The company has comments on the proposed rule rejects EPA’s claim that "parties fearing a ’stigma’ have some burden to prove the stigma with ’data.’" EPA took comment through Nov. 19 on whether it should regulate coal ash and other coal combustion residuals (CCRs) as hazardous waste under RCRA subtitle C or less stringent RCRA subtitle D solid waste rules.

Lafarge says, "We begin our discussion on the stigma issue by objecting to the concept that one could or should have to ’prove’ a stigma if EPA were to regulate CCRs under RCRA subtitle C. The most fundamental problem to such a showing, of course, is that the actual effects of such a stigma will not occur unless or until EPA were to decide to regulate CCRs under subtitle C."

There are expected to be thousands of comments filed on the coal waste plan, and EPA is facing competing claims over whether it can consider the stigmatic effect that strict hazardous waste rules would have on industry’s ability to reuse coal ash, with environmentalists charging that the agency is legally barred from considering stigma while industry says Congress effectively mandated that stigma be a key consideration (Superfund Report, Nov. 15).

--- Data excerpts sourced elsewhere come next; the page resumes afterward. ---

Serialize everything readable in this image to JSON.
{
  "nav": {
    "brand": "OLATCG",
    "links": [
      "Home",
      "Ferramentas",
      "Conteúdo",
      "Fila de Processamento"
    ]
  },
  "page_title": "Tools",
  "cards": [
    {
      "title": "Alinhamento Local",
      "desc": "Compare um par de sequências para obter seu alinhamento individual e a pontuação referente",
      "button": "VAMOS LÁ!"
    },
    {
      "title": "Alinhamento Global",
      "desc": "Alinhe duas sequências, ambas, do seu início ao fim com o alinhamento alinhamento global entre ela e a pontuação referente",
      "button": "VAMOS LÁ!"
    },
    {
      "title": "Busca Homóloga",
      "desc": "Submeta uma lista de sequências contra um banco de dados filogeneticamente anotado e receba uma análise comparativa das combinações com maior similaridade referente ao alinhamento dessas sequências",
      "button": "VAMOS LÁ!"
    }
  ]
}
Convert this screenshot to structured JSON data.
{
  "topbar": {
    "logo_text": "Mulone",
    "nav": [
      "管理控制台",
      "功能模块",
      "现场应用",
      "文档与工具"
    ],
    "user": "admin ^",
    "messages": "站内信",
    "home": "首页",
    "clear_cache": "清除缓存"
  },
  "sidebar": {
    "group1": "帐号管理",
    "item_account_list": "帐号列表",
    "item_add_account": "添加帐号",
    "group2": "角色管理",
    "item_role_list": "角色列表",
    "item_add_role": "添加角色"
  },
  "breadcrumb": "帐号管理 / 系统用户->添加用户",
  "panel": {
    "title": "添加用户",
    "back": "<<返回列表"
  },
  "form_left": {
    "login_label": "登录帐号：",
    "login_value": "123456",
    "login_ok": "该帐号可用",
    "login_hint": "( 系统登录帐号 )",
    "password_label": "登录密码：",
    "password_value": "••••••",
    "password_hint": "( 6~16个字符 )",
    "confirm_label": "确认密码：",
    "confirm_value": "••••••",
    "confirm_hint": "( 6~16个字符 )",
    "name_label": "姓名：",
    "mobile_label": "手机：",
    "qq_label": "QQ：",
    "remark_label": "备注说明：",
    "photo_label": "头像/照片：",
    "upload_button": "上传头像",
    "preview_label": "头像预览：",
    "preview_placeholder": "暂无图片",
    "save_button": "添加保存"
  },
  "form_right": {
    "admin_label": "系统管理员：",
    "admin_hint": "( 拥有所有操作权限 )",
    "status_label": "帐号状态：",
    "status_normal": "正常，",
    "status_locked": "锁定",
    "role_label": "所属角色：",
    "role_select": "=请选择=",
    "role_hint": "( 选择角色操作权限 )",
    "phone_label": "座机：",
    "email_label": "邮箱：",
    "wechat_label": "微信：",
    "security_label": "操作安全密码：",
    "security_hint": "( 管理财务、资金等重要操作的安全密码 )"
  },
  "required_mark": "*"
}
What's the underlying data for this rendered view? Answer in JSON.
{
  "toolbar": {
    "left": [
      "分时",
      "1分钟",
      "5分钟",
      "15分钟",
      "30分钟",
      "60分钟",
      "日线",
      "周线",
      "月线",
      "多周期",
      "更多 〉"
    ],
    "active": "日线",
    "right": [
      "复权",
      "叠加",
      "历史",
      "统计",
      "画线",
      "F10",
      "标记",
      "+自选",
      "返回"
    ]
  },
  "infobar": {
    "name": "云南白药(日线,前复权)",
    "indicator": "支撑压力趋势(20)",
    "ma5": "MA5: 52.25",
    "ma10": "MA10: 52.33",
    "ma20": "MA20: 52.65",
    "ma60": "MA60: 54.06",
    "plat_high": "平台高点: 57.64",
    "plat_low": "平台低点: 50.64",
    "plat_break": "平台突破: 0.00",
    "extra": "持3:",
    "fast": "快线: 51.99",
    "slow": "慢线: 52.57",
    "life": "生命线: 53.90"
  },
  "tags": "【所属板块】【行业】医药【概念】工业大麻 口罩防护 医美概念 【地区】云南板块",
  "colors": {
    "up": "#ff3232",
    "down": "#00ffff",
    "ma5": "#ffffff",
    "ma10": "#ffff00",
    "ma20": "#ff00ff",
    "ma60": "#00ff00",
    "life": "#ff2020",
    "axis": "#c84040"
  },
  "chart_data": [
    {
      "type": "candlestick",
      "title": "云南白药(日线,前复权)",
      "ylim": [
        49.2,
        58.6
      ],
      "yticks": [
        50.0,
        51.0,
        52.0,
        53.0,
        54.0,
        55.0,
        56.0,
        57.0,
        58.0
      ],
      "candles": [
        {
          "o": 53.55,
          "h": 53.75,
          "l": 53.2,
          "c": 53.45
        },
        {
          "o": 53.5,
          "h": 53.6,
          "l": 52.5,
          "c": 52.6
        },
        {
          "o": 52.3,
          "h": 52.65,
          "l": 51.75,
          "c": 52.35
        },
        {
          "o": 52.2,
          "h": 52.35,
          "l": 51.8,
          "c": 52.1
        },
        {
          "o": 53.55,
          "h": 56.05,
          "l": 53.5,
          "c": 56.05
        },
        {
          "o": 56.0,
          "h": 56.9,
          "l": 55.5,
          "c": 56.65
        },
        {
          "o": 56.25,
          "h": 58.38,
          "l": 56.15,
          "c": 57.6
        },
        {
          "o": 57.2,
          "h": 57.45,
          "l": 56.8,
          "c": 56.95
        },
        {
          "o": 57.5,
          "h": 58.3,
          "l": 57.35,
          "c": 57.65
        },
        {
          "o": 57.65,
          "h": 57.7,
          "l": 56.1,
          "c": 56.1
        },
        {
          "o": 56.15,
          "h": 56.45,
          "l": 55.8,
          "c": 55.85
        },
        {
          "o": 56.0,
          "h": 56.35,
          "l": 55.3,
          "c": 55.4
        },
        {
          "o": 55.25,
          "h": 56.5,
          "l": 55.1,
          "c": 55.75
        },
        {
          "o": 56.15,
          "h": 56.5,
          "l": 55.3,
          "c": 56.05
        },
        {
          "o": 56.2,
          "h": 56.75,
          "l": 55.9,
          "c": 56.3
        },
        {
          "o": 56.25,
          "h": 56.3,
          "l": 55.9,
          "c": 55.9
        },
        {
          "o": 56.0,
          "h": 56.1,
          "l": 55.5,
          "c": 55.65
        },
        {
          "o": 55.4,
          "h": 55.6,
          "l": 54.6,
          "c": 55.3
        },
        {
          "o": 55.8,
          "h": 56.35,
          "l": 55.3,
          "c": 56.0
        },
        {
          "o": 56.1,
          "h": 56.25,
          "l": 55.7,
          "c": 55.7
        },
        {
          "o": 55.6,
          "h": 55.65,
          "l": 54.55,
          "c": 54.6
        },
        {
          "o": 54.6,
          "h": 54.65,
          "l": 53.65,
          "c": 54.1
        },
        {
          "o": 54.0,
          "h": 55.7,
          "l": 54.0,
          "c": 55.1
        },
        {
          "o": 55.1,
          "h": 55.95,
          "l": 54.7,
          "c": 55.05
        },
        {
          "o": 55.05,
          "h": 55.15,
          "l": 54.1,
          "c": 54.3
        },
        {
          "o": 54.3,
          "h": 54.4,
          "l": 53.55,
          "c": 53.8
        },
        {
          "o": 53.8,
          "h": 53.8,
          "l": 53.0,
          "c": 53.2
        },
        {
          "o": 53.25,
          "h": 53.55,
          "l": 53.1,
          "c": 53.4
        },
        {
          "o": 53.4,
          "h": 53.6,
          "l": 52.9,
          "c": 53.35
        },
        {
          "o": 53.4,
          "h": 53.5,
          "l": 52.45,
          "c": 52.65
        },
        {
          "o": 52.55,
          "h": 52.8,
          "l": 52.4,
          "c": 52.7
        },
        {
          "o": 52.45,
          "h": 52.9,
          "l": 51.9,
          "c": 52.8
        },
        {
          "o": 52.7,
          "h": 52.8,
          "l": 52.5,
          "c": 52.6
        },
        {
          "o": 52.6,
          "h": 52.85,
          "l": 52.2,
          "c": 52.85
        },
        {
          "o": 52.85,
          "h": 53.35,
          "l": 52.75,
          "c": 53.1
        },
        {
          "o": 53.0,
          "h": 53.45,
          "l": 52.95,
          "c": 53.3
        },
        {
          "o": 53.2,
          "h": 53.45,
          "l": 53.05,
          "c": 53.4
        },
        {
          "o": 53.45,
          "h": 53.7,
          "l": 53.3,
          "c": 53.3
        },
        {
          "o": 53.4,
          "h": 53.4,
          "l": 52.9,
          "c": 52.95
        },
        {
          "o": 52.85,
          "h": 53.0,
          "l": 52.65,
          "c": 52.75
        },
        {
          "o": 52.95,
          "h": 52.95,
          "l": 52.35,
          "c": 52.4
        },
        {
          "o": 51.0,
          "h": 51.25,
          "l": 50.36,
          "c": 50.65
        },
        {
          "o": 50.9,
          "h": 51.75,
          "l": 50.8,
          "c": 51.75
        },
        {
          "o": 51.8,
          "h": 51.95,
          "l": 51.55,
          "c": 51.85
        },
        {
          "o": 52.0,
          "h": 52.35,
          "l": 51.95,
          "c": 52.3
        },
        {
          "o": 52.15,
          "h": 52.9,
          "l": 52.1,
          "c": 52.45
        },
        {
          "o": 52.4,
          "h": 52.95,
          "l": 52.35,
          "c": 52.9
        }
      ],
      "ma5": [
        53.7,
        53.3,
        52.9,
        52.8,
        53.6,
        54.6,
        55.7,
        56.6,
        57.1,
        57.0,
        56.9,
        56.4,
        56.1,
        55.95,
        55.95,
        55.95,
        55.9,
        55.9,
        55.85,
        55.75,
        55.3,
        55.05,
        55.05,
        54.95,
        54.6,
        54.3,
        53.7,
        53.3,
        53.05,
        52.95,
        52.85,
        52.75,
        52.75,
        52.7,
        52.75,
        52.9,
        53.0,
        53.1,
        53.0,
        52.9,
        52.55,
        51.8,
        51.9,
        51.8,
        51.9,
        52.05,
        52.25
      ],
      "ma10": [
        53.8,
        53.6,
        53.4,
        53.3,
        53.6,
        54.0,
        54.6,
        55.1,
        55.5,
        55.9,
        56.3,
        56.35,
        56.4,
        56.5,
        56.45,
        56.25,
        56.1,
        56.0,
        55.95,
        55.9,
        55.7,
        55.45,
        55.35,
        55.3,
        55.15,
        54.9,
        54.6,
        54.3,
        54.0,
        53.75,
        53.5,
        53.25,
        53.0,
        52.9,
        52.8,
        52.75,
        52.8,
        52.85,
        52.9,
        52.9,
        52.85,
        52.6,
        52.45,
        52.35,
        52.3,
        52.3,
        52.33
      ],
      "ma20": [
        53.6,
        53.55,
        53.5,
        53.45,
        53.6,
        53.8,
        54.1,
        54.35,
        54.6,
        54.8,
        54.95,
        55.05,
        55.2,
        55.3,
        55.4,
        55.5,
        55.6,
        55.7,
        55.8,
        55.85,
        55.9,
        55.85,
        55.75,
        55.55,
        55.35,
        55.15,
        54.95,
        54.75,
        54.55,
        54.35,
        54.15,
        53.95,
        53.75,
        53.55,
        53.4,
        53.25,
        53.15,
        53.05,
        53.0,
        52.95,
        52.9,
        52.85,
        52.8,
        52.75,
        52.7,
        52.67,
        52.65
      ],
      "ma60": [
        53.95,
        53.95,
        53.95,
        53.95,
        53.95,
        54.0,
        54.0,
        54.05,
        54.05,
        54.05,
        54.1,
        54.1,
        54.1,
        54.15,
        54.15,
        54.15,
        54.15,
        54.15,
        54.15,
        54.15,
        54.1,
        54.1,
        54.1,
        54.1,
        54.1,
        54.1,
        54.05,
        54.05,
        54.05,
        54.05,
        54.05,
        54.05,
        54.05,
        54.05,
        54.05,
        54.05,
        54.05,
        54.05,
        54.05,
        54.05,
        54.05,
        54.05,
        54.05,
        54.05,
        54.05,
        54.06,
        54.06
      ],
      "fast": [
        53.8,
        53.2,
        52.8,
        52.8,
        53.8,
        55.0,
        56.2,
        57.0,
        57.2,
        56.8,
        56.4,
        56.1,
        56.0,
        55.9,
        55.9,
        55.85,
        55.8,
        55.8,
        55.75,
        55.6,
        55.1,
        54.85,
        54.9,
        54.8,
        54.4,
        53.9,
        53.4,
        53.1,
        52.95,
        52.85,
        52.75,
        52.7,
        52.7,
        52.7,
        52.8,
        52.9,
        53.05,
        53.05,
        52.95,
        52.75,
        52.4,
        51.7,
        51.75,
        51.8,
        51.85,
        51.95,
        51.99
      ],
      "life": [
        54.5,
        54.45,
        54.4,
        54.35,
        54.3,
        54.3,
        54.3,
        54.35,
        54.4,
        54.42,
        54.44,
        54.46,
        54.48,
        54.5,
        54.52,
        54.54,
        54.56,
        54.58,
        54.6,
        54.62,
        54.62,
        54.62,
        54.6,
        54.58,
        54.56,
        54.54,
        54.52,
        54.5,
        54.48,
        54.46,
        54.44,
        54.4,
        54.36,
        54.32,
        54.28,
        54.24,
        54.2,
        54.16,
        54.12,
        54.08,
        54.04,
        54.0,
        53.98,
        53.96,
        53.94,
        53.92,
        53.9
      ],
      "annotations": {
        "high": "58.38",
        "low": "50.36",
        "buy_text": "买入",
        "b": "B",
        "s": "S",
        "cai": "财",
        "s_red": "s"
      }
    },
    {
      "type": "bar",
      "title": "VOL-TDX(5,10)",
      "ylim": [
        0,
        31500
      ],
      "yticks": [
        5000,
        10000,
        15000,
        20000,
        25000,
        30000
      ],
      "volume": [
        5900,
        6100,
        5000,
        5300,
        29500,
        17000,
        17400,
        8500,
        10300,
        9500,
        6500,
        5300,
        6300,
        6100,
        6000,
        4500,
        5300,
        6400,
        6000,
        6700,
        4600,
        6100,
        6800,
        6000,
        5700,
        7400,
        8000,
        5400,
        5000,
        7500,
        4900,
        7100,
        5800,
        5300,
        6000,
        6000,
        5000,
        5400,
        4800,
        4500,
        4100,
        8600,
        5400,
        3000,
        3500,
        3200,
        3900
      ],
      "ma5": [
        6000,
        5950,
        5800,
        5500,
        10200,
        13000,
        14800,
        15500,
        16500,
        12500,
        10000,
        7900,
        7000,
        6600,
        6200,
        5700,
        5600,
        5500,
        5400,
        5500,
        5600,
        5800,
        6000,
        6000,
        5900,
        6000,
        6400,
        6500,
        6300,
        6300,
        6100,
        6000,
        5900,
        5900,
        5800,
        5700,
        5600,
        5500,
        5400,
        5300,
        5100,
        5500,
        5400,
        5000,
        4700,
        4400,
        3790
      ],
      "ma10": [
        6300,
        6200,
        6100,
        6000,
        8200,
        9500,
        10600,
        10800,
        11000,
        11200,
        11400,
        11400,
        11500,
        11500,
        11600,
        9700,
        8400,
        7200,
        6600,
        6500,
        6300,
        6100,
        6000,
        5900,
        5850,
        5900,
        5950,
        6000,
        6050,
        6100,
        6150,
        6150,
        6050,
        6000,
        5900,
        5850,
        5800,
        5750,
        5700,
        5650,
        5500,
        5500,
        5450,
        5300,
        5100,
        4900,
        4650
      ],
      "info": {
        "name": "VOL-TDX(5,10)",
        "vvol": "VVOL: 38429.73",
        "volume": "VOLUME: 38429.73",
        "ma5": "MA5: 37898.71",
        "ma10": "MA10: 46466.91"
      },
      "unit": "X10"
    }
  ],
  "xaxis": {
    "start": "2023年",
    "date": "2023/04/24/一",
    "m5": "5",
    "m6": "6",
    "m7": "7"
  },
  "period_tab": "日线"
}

In its comments, Lafarge notes how stigma factored into the Clinton administration’s 2000 decision not to regulate CCRs, which are currently subject to the congressional Bevill waste amendment for high-volume, low-toxicity waste. That echoes industry claims that EPA is required to consider stigma as a "threshold" matter, because two of the eight criteria EPA must consider before issuing rules for Bevill wastes is "the impact of those alternatives on the use of coal and other natural resources" and "the current and potential utilization of these materials."

Lafarge says then-EPA Administrator Carol Browner, who now serves as President Obama’s top energy and climate change adviser, "fully accepted the concept of a stigma," which was one of the bases on which EPA determined to reject subtitle C regulation of CCR when it issued its regulatory determination in 2000.

Lafarge quotes Browner’s 2000 decision, "We do not wish to place any unnecessary barriers on the beneficial uses of those wastes because they conserve natural resources, reduce disposal costs and reduce the total amount of waste destined for disposal. . . . We would be particularly concerned about any adverse effect on the beneficial reuse market for these wastes . . . . Normally, concerns about stigma are not a deciding factor in EPA’s decisions under RCRA, given the central concern under the statute for protection of human health and the environment.